On the day when a federal judge sentenced former Mayor Tony Mack to almost five years in prison for corruption, upstart mayoral candidate Paul Perez found himself the center of attention. The former Army officer and security consultant said Mack’s sentencing should mark a turning point for the city.

“Today is a sad day for the city of Trenton. It really is. Do we want to continue on the same path or do we want to go into this new direction? This direction of promise, this direction of change. This direction where people are engaged, people become part of what’s happening,” Perez said.

Perez is still considered a long shot in this race. His opponent, the better-funded Eric Jackson, held a nine-point lead over Perez on election night but failed to reach the 50 percent needed to avoid a runoff, which will now be held on June 10.

“People want a positive change. They want a positive leader who has a great work ethic, who’s gonna bring government back to the people in a way that we haven’t done recently, which is good old customer service, we’re going to get back to the basics and as I’m talking to residents, business owners, legislators across our city, across our state, they want the government to work again in the capital city,” Jackson said.

The campaign for mayor takes place against a backdrop of a city that has seen spasms of violence over the past year, including the shooting of a 9-year-old girl earlier this week and a murder on the very day the state’s attorney general announced a new anti-crime push.

“I’m here to tell the good people of Trenton that, like them, we certainly have had more than enough of gun-toting thugs, who threaten innocent bystanders with violence,” said New Jersey Attorney General John Hoffman.

For long-time Trentonians, the crime initiative, the mayoral campaign, even the Mack sentencing, all of it rings hollow in a city where politics and crime often go hand in hand.

“The violence and corruption. I think there’s a lot of corruption going on in the city,” said Michael Edens.
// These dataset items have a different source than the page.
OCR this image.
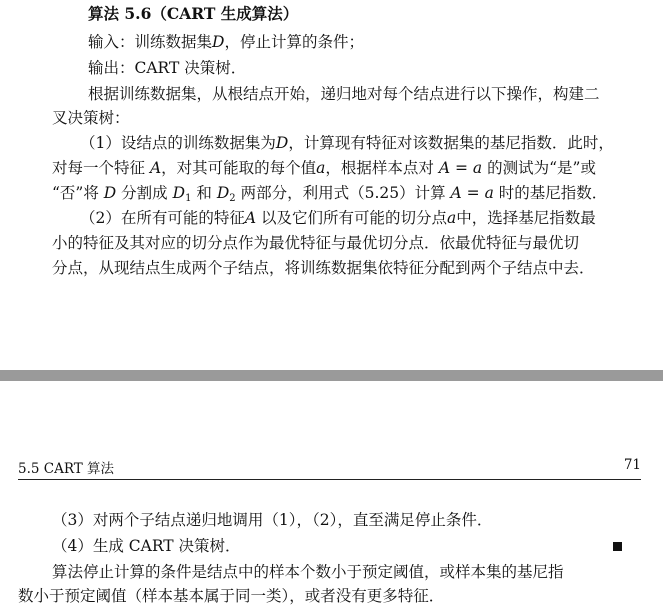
算法 5.6（CART 生成算法）
输入：训练数据集D，停止计算的条件；
输出：CART 决策树．
根据训练数据集，从根结点开始，递归地对每个结点进行以下操作，构建二
叉决策树：
（1）设结点的训练数据集为D，计算现有特征对该数据集的基尼指数．此时，
对每一个特征 A，对其可能取的每个值a，根据样本点对 A = a 的测试为“是”或
“否”将 D 分割成 $D_1$ 和 $D_2$ 两部分，利用式（5.25）计算 A = a 时的基尼指数．
（2）在所有可能的特征A 以及它们所有可能的切分点a中，选择基尼指数最
小的特征及其对应的切分点作为最优特征与最优切分点．依最优特征与最优切
分点，从现结点生成两个子结点，将训练数据集依特征分配到两个子结点中去．
5.5 CART 算法	71
（3）对两个子结点递归地调用（1），（2），直至满足停止条件．
（4）生成 CART 决策树．
算法停止计算的条件是结点中的样本个数小于预定阈值，或样本集的基尼指
数小于预定阈值（样本基本属于同一类），或者没有更多特征．
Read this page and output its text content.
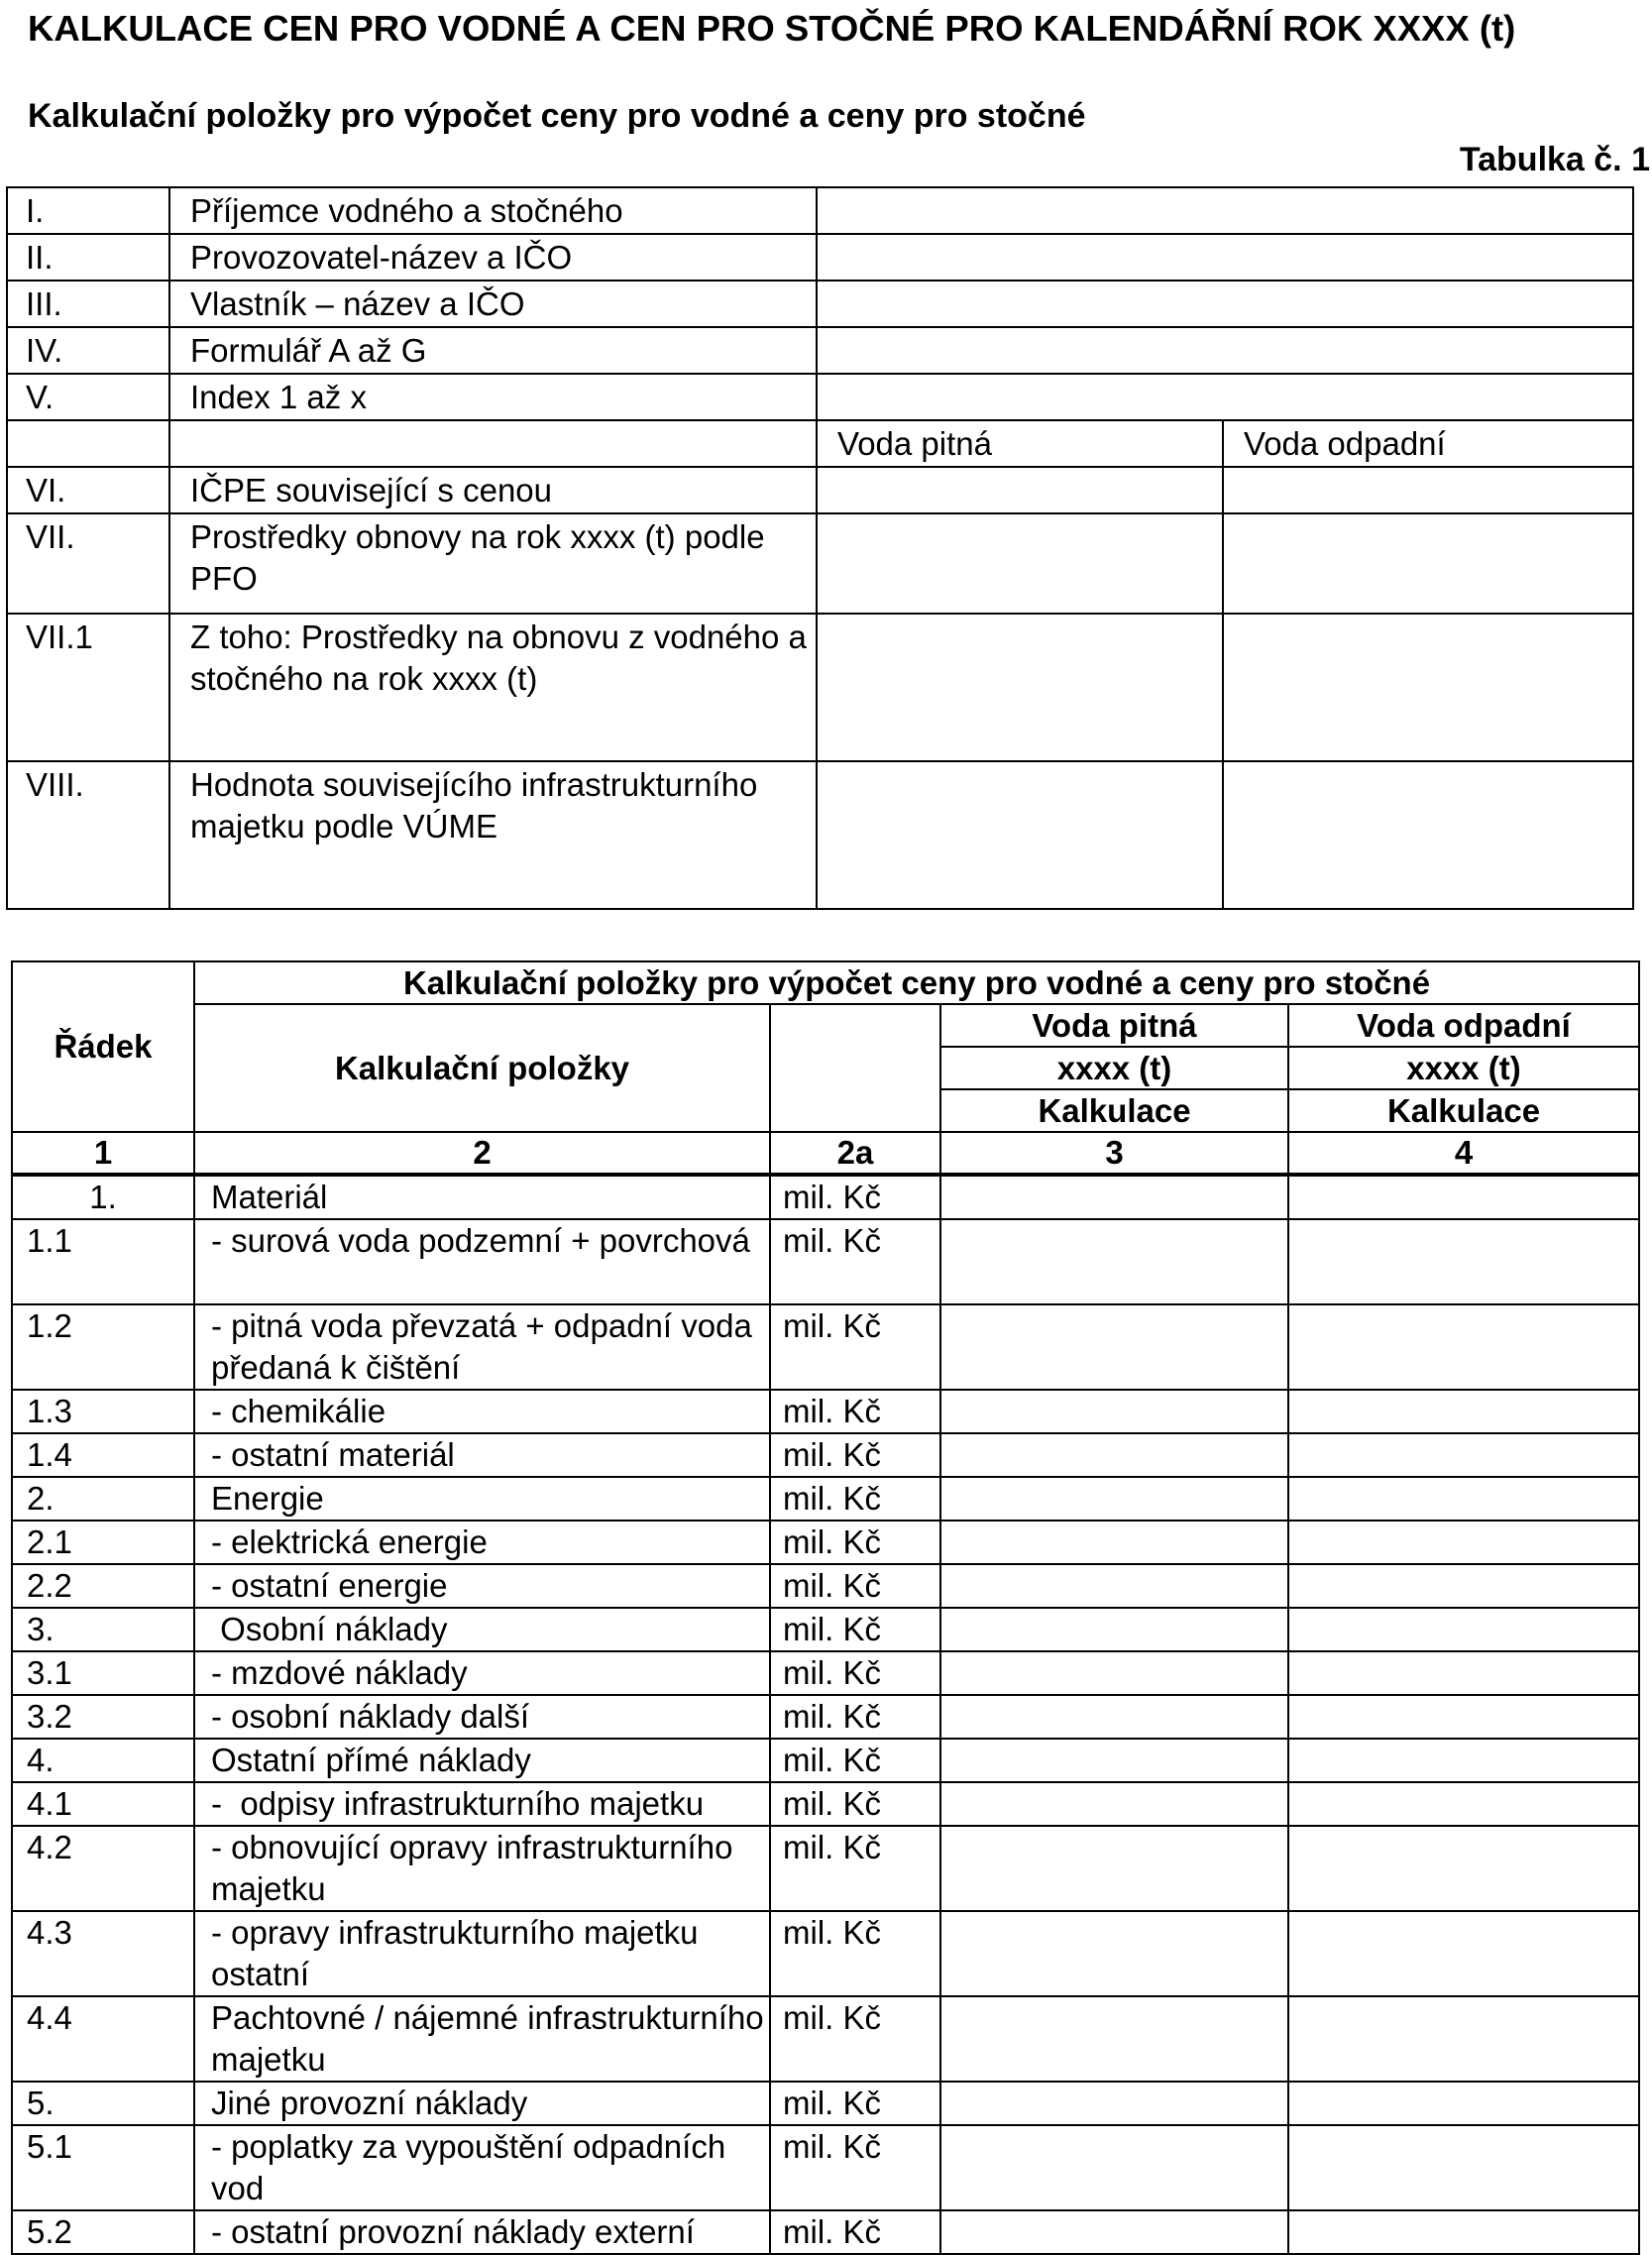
KALKULACE CEN PRO VODNÉ A CEN PRO STOČNÉ PRO KALENDÁŘNÍ ROK XXXX (t)
Kalkulační položky pro výpočet ceny pro vodné a ceny pro stočné
Tabulka č. 1
I.	Příjemce vodného a stočného		
II.	Provozovatel-název a IČO		
III.	Vlastník – název a IČO		
IV.	Formulář A až G		
V.	Index 1 až x		
		Voda pitná	Voda odpadní
VI.	IČPE související s cenou		
VII.	Prostředky obnovy na rok xxxx (t) podle PFO		
VII.1	Z toho: Prostředky na obnovu z vodného a stočného na rok xxxx (t)		
VIII.	Hodnota souvisejícího infrastrukturního majetku podle VÚME		
Řádek	Kalkulační položky pro výpočet ceny pro vodné a ceny pro stočné			
	Kalkulační položky		Voda pitná	Voda odpadní
			xxxx (t)	xxxx (t)
			Kalkulace	Kalkulace
1	2	2a	3	4
1.	Materiál	mil. Kč		
1.1	- surová voda podzemní + povrchová	mil. Kč		
1.2	- pitná voda převzatá + odpadní voda předaná k čištění	mil. Kč		
1.3	- chemikálie	mil. Kč		
1.4	- ostatní materiál	mil. Kč		
2.	Energie	mil. Kč		
2.1	- elektrická energie	mil. Kč		
2.2	- ostatní energie	mil. Kč		
3.	Osobní náklady	mil. Kč		
3.1	- mzdové náklady	mil. Kč		
3.2	- osobní náklady další	mil. Kč		
4.	Ostatní přímé náklady	mil. Kč		
4.1	-  odpisy infrastrukturního majetku	mil. Kč		
4.2	- obnovující opravy infrastrukturního majetku	mil. Kč		
4.3	- opravy infrastrukturního majetku ostatní	mil. Kč		
4.4	Pachtovné / nájemné infrastrukturního majetku	mil. Kč		
5.	Jiné provozní náklady	mil. Kč		
5.1	- poplatky za vypouštění odpadních vod	mil. Kč		
5.2	- ostatní provozní náklady externí	mil. Kč		
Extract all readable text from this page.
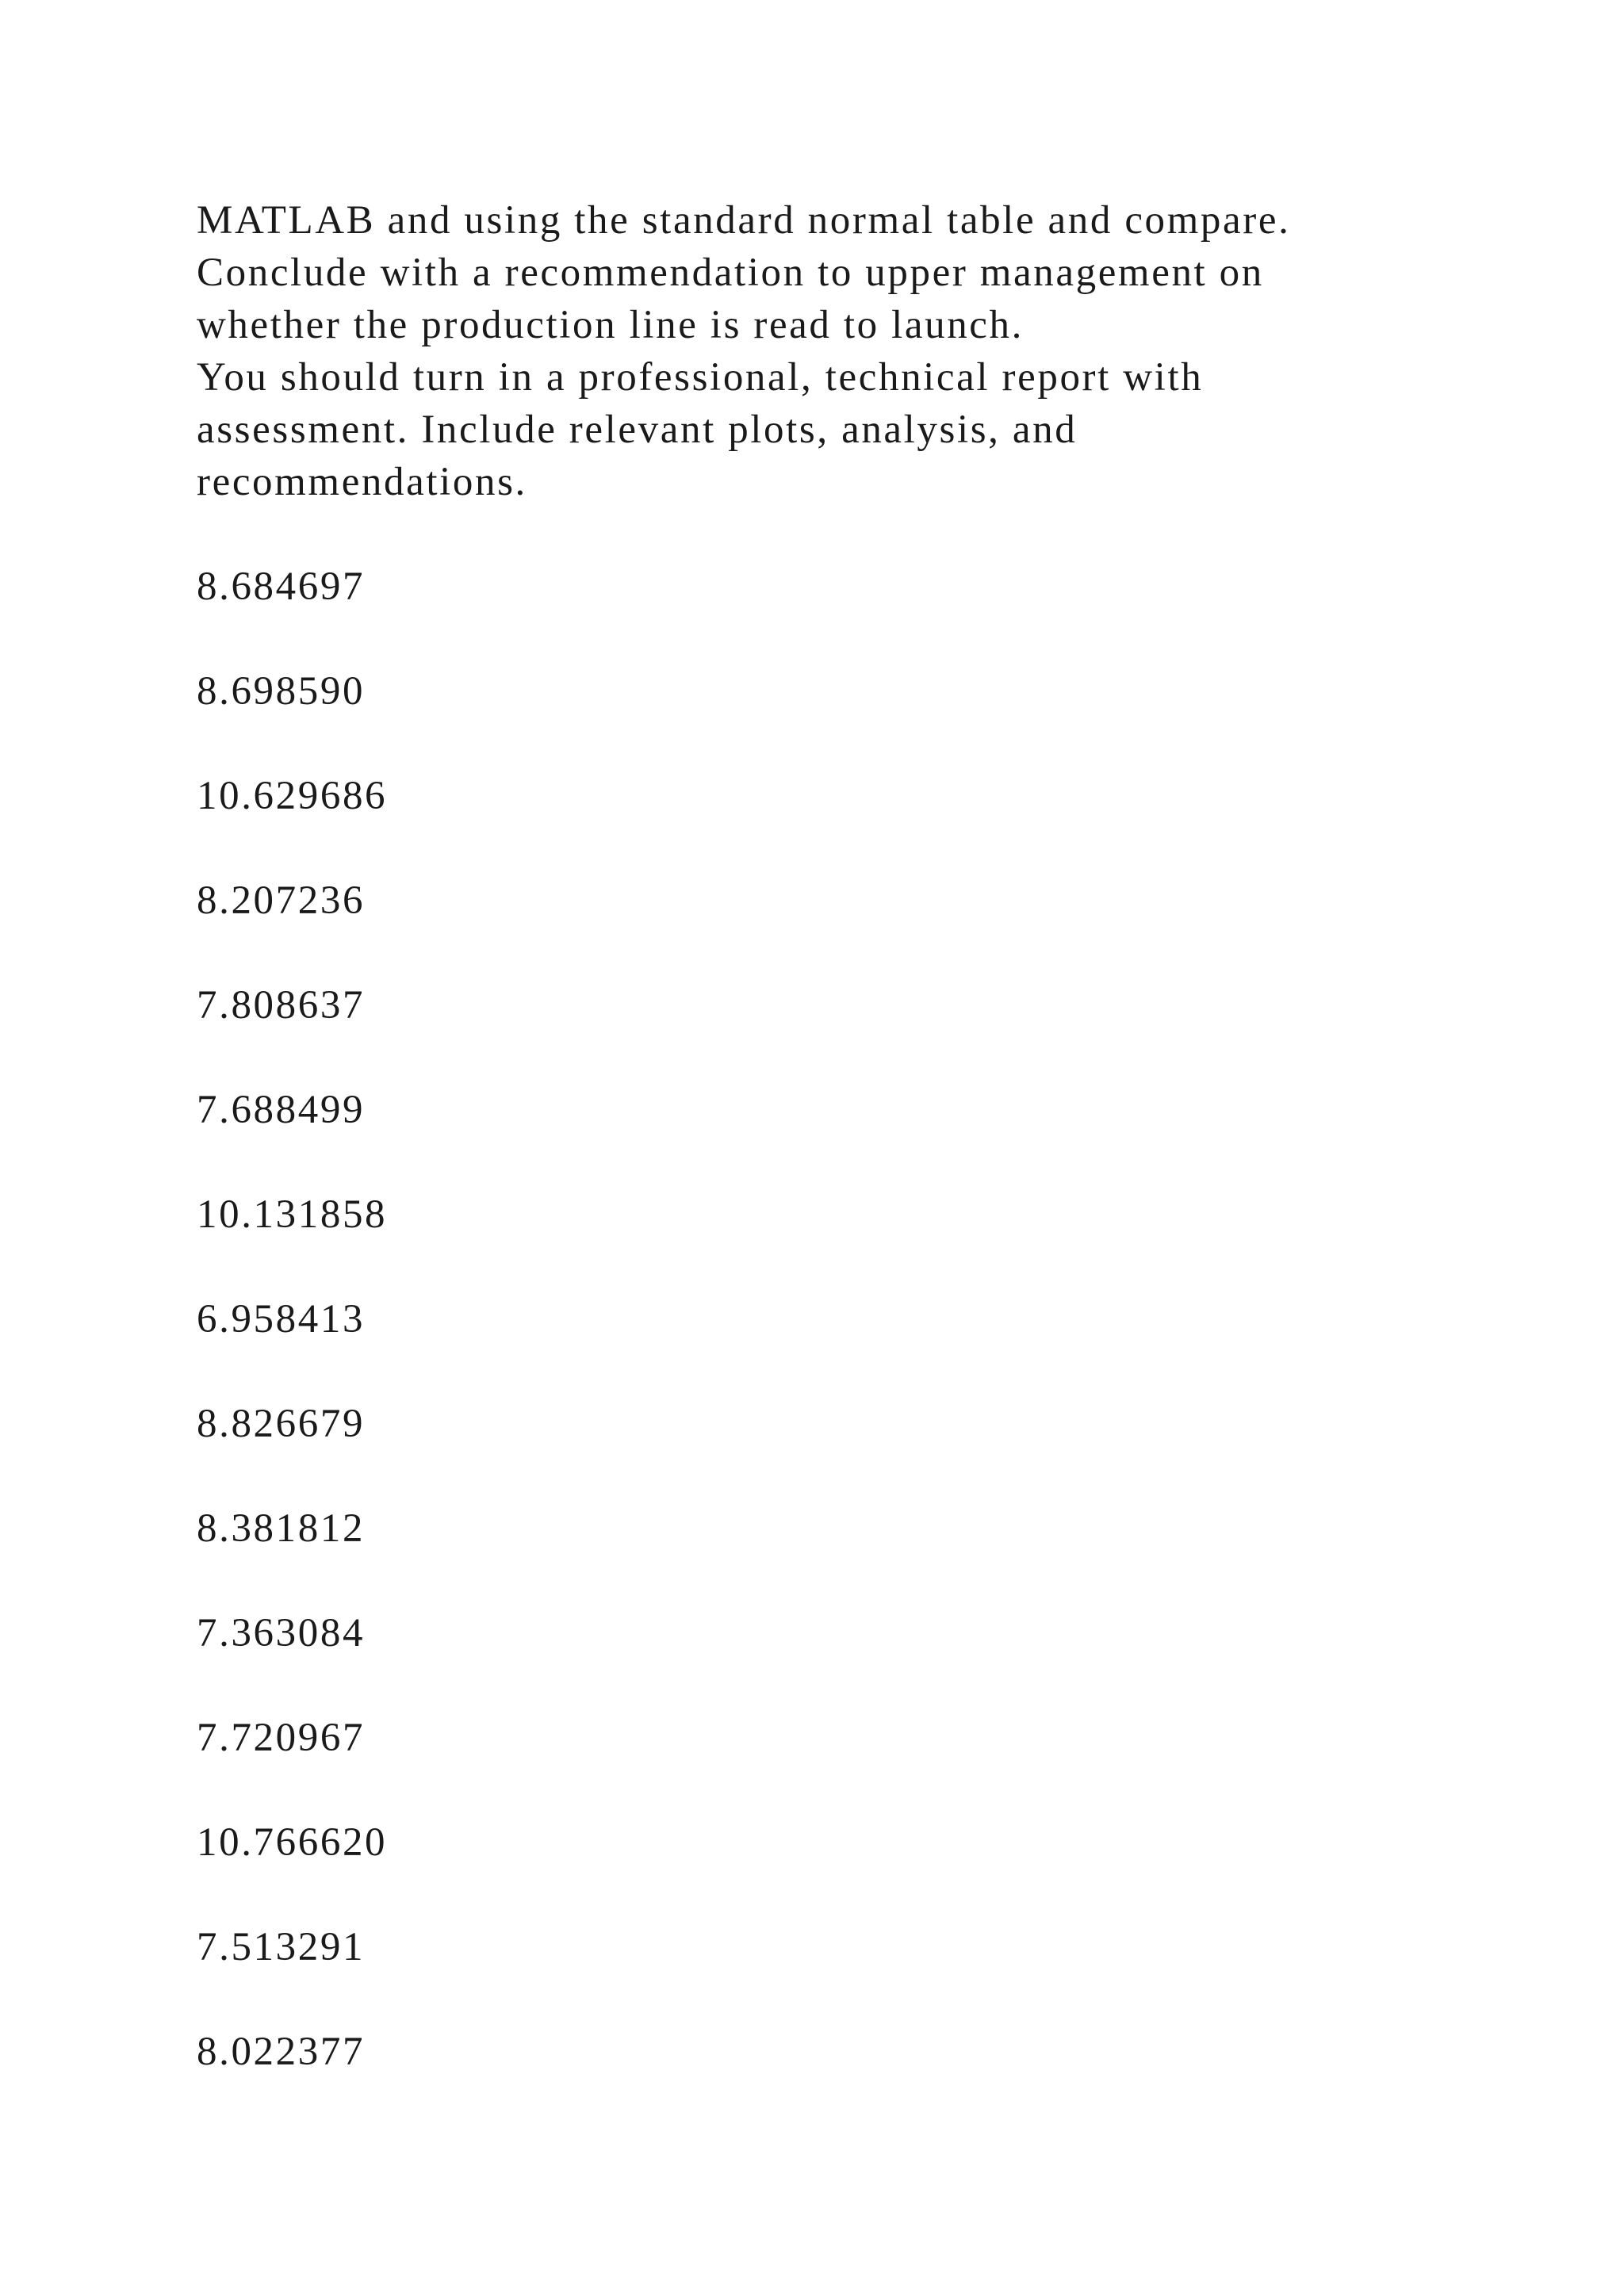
MATLAB and using the standard normal table and compare.
Conclude with a recommendation to upper management on
whether the production line is read to launch.
You should turn in a professional, technical report with
assessment. Include relevant plots, analysis, and
recommendations.

8.684697
8.698590
10.629686
8.207236
7.808637
7.688499
10.131858
6.958413
8.826679
8.381812
7.363084
7.720967
10.766620
7.513291
8.022377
“The crime is just horrendous here. That needs to be the main focus, and especially education for our children,” Doniesha Johnson said.

“Tony Mack will probably have to do his time, ya know. What he did was a federal crime that he got in trouble with. I guess the city of Trenton is glad that he’s leaving and we’ll be starting over with a new mayor pretty soon,” said Jake Creighton.

On a muggy afternoon in this city of 84,000, the vast majority of residents were working, going about their business — purposely or otherwise — mostly oblivious, or indifferent, to the political changes that are taking place around them.

Both sides in this race say they hope that today’s sentencing closes a sad chapter in the history of Trenton. As for the people here, the hope is that on June 10 one of them will be able to help write a new one.